Man, I was in my element. It was physical, it was everything I loved. Working with my hands being around people. Some other memories of all the great men and women I’ve worked with, all the calls that we’ve worked together. Some that we show up to and you just have no idea how you’re going to solve this thing and you just work together to get it done. The world’s problems can be solved at a firefighter’s table for sure, but by far the most memorable moment was finding out I had cancer. Then getting off of that phone call and having to tell my wife.”

“I had a knee injury it was a freeway call and I hyperextended my knee. I went in they did some blood tests. They called me back and said, “Hey your blood levels were kind of off, we’d like to do some further tests. That was the first first time. You know for me personally it’s sometimes a mental game. The more time goes on the more medication it’s just really sinking in like, “Wow! This is real you know, you’re going to have this for life.” I remember the first time that song by Tim McGraw, Live Like You Were Dying, came on the radio after I had been diagnosed. It was like I was hearing the song differently. I haven’t told too many people. Just my close friends and family and everyone’s been very supportive. The two people I’m dreading telling the most is my two daughters. They’re six and four. I just don’t want to break their hearts.”

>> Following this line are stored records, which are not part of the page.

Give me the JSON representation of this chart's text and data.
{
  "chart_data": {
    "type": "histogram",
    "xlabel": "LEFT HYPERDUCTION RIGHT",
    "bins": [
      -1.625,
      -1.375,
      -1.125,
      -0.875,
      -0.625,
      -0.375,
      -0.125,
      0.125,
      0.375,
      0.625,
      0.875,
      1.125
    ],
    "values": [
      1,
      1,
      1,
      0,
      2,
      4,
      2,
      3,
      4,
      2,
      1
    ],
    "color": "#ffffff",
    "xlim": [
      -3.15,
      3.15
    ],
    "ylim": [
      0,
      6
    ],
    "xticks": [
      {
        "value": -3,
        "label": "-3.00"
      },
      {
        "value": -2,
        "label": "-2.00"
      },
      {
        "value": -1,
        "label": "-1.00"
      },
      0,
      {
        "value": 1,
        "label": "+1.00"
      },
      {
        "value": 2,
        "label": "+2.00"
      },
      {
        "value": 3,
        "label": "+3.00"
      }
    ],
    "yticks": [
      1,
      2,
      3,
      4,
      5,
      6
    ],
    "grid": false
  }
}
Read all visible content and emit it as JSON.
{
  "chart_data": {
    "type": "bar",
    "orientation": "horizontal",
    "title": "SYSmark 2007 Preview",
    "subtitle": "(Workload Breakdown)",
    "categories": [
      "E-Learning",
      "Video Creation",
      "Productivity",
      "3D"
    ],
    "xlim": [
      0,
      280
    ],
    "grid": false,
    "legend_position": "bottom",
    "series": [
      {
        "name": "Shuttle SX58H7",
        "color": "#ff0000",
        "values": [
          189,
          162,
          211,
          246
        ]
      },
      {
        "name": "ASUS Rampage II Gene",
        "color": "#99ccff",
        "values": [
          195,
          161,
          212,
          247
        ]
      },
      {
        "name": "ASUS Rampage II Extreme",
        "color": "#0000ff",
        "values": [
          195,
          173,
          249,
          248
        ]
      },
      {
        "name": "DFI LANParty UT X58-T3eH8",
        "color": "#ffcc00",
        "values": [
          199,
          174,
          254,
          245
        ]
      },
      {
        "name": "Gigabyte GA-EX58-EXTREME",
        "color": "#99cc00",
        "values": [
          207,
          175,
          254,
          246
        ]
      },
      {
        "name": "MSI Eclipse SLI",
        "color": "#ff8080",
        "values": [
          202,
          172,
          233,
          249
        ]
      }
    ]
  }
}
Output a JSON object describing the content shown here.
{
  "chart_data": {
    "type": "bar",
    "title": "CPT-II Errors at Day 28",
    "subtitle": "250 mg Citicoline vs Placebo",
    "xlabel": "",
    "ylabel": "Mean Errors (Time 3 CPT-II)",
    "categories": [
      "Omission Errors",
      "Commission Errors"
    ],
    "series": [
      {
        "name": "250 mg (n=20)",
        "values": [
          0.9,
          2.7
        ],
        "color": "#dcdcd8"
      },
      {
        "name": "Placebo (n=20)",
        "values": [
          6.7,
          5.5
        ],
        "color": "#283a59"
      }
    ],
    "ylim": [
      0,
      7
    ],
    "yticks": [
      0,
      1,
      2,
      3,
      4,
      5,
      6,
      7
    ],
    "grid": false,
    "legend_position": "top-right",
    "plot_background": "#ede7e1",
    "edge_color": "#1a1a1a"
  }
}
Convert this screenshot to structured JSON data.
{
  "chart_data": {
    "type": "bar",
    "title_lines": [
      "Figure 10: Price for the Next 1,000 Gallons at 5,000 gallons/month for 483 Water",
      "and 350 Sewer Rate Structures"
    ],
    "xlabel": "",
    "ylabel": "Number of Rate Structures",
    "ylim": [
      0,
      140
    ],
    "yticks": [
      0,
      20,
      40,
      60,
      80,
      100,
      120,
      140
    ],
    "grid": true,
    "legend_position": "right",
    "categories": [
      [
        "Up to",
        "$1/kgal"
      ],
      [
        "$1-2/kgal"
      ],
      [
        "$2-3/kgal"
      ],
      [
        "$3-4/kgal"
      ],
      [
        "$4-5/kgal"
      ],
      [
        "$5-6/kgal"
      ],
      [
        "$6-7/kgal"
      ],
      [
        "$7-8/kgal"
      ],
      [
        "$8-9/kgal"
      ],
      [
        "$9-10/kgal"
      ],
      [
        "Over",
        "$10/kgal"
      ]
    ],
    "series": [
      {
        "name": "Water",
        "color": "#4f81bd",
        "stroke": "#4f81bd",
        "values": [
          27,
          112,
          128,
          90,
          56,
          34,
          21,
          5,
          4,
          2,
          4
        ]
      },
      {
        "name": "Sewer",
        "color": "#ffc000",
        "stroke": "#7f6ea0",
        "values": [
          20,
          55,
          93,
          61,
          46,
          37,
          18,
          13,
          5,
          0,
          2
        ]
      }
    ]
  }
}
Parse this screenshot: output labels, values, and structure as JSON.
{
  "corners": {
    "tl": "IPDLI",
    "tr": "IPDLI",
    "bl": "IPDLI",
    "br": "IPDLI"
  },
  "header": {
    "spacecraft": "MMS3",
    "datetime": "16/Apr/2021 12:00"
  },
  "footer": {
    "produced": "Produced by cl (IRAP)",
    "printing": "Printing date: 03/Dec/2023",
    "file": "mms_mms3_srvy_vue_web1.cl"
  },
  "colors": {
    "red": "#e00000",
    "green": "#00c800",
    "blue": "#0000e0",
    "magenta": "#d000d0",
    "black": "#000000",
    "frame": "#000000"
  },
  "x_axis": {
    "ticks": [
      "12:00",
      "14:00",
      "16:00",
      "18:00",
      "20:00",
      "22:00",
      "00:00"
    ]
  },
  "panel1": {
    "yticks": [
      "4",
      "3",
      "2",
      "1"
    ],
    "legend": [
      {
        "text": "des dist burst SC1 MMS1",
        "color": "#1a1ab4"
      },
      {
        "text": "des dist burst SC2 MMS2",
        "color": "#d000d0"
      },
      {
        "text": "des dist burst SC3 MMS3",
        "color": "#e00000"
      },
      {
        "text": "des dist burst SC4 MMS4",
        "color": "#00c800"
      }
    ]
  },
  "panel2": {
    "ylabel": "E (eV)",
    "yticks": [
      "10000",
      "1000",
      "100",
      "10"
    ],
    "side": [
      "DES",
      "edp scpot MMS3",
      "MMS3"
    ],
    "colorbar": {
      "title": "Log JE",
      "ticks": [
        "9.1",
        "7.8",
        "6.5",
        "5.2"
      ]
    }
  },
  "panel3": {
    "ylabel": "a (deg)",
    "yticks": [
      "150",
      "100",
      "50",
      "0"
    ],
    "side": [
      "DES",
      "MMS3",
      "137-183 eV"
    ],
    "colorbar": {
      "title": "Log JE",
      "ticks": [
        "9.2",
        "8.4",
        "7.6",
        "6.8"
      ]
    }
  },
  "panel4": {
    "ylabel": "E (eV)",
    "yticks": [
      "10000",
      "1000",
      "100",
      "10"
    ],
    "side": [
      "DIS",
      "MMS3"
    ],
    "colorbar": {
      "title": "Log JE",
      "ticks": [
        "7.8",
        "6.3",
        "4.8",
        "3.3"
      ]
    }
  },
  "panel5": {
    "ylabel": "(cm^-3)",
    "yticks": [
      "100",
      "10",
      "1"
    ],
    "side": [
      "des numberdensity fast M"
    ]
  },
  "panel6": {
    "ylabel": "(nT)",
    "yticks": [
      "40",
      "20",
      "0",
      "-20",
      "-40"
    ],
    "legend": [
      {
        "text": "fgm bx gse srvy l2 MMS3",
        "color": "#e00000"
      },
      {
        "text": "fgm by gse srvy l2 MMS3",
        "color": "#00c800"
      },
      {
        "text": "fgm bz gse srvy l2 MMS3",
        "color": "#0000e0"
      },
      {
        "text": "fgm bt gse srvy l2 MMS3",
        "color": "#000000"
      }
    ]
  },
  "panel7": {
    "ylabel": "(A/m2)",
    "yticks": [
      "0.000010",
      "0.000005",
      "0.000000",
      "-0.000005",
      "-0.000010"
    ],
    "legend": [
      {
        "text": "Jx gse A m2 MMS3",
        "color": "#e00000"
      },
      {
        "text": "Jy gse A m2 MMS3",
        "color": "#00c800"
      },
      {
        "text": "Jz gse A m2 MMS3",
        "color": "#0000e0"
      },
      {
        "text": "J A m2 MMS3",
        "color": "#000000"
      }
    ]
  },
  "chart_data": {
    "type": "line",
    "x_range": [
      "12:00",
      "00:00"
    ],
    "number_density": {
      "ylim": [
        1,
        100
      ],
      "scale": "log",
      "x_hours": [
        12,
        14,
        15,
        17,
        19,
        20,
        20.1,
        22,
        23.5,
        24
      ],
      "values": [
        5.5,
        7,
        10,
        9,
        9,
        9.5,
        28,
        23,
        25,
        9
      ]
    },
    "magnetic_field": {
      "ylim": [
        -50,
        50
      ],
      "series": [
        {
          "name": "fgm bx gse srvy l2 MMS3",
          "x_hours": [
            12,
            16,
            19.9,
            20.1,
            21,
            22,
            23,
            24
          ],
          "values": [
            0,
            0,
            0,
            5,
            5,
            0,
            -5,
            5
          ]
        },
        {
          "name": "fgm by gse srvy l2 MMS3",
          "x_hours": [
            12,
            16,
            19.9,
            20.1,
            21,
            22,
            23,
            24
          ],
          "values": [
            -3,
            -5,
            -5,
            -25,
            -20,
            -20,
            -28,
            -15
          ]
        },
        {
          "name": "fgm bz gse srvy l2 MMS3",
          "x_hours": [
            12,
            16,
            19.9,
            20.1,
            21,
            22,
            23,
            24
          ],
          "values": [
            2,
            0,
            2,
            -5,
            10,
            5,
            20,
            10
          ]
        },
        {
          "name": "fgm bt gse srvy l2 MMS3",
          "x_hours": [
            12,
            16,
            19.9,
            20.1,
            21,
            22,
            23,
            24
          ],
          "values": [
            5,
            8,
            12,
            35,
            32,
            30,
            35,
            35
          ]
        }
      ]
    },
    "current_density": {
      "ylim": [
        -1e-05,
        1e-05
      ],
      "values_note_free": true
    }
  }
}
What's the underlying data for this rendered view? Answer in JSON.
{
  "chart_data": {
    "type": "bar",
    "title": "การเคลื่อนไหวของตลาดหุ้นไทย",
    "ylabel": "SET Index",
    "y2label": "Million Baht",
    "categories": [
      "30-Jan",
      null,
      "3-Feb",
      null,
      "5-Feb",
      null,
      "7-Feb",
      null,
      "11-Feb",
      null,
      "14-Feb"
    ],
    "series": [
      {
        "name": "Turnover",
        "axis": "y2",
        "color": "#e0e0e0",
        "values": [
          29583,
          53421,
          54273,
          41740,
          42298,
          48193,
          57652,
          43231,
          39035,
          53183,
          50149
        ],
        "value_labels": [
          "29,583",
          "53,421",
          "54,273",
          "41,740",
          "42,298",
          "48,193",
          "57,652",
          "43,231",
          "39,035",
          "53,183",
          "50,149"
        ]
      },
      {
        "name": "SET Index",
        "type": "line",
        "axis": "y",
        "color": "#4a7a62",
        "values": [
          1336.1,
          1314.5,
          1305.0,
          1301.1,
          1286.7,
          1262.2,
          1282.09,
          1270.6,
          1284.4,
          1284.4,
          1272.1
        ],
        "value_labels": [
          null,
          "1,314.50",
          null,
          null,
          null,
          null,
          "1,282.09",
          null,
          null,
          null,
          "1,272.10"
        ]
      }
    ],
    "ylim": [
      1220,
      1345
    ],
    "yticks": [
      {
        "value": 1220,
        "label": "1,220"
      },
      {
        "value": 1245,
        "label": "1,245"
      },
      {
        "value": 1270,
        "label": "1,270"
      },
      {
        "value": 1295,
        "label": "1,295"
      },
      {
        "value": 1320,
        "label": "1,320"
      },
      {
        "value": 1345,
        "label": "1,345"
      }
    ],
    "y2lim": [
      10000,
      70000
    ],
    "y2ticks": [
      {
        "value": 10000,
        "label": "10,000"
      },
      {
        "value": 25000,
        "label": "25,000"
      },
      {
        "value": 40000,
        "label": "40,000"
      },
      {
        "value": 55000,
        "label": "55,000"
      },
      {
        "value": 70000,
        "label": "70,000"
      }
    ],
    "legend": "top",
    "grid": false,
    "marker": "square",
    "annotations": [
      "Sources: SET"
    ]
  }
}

“How important is clean air? I think we can all agree it’s probably the most important thing for all of us. So, after a structure fire, a brush fire, or vehicle fire – any fire where our turnouts are on and [we’re] around smoke that smell follows us into the cab wherever our turnouts go. And it’s one of those things where, in the morning, say you’re coming in, your relieving your guy, you put your turnouts out there, you open the cab and you smell fire and you go, “Hey man you guys got a burner last night? Tell me about it!” It usually ends up around the dinner table with coffee and they’re telling war stories. So that smell is what this company’s trying to get rid of. That smell has been proven to cause cancer and it’s something over the years it was right there in front of our faces and we were smelling it. Now there’s something out there that can prevent us from smelling those toxins. It’s got to be a good thing right?”

“I just want everyone to know that I believe in this product. And now knowing that there’s something out there that could potentially prevent a firefighter from contracting cancer, how could you not install this? How could you not look further into this, you know? I feel like, if this can prevent one person from getting cancer, it’ll be well worth the investment.
– Eric LeBlanc, Career Firefighter

Cancer is the most dangerous threat to firefighter health and safety today. Cancer caused 66% of the career firefighter line-of-duty deaths from 2002 to 2019.